Technology in Her is not The Answer, but a piece of the puzzle, something that may be incredibly meaningful at a particular point in our lives, like any other relationship — say, a relationship with a childhood friend that blossoms into eros and marriage, like Theodore’s failed marriage to his soon-to-be-ex-wife Catherine (Rooney Mara).
Her suggests that just as Theodore and Catherine’s divorce doesn’t mean their marriage wasn’t meaningful and important, so Theodore’s relationship with Samantha, although it eventually comes to an end, helps them each to grow and become stronger.
In some ways Her invites comparison to Craig Gillespie’s quirky, surprisingly sweet film Lars and the Real Girl. Lars stars Ryan Gosling as a socially dysfunctional young man whose chaste “relationship” with a “love doll” called Bianca helps him to grow and prepares him for real personal relationships (somewhat as a child develops emotional and social skills by interacting with a teddy bear).
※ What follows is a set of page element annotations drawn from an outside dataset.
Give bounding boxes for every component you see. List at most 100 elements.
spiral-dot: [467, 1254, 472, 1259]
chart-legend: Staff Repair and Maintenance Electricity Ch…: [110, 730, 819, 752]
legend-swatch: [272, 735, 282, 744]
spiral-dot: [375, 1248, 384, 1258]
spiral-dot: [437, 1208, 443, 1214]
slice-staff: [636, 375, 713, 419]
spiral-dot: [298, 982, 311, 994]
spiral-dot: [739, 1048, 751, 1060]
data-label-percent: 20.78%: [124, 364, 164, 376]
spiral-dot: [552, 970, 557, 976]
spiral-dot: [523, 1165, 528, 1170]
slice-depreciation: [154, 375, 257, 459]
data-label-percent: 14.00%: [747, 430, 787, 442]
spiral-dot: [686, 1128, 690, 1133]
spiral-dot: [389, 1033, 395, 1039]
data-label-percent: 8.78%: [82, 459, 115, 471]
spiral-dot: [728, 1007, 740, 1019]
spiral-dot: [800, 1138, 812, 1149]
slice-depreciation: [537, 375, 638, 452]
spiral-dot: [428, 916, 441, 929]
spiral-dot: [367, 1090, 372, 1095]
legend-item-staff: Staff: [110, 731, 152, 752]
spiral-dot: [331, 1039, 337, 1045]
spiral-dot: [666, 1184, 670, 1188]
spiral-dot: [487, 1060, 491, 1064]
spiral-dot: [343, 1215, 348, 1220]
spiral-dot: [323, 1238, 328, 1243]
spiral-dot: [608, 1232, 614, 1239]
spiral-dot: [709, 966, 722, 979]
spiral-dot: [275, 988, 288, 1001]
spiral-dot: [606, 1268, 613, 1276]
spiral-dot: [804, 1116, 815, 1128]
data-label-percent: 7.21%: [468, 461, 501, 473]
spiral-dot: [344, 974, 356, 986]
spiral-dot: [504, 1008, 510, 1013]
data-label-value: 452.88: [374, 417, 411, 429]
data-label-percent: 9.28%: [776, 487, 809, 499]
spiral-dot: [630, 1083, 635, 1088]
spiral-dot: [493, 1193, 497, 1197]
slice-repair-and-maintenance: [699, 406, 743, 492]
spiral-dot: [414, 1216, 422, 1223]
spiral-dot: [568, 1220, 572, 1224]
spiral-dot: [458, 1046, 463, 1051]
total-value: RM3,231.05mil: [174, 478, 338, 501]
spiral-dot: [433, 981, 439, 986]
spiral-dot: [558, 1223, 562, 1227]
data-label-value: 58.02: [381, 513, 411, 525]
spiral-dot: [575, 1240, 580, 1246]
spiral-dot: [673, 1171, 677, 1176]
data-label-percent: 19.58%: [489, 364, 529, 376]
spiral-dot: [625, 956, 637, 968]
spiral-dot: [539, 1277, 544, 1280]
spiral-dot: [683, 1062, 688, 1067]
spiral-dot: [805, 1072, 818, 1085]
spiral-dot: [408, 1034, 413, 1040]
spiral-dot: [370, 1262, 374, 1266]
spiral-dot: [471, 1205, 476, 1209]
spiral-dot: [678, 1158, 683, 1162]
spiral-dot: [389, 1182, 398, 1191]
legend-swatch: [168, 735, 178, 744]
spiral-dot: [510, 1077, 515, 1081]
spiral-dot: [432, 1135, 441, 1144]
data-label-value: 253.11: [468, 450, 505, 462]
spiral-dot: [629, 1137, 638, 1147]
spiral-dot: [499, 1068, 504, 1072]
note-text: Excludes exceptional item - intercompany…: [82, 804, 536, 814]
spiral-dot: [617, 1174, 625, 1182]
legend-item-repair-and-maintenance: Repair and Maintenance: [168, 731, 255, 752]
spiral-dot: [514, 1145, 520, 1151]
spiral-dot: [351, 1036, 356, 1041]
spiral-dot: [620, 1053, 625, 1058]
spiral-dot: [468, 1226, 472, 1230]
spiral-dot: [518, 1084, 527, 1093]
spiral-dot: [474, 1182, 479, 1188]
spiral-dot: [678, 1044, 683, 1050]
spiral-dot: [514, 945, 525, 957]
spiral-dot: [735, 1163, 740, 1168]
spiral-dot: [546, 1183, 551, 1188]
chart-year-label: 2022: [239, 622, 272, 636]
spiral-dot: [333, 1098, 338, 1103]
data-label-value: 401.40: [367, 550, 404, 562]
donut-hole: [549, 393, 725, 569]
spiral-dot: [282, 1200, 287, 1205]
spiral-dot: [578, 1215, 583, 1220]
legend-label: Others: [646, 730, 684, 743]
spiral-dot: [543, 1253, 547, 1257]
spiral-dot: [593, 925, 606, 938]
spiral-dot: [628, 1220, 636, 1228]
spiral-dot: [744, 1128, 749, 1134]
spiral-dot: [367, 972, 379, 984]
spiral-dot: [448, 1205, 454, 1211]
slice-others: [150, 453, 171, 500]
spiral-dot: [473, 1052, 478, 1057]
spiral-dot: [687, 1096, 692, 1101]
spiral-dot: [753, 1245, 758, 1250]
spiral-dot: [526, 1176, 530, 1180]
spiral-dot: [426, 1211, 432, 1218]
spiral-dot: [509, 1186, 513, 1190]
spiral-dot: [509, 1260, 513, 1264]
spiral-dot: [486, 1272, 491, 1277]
But Lars is gently satiric in a way that Her isn’t, and implicitly recognizes that Bianca, however necessary she may be to Lars at the moment, is only an emotional crutch, not a true partner. The film’s title itself implicitly acknowledges the truth that there is no substitute for a real girl — or by extension, for a real boy.
If movies like Her and Ex Machina are any indication, it’s a truth that may be increasingly unpersuasive to many boys and girls in the years to come.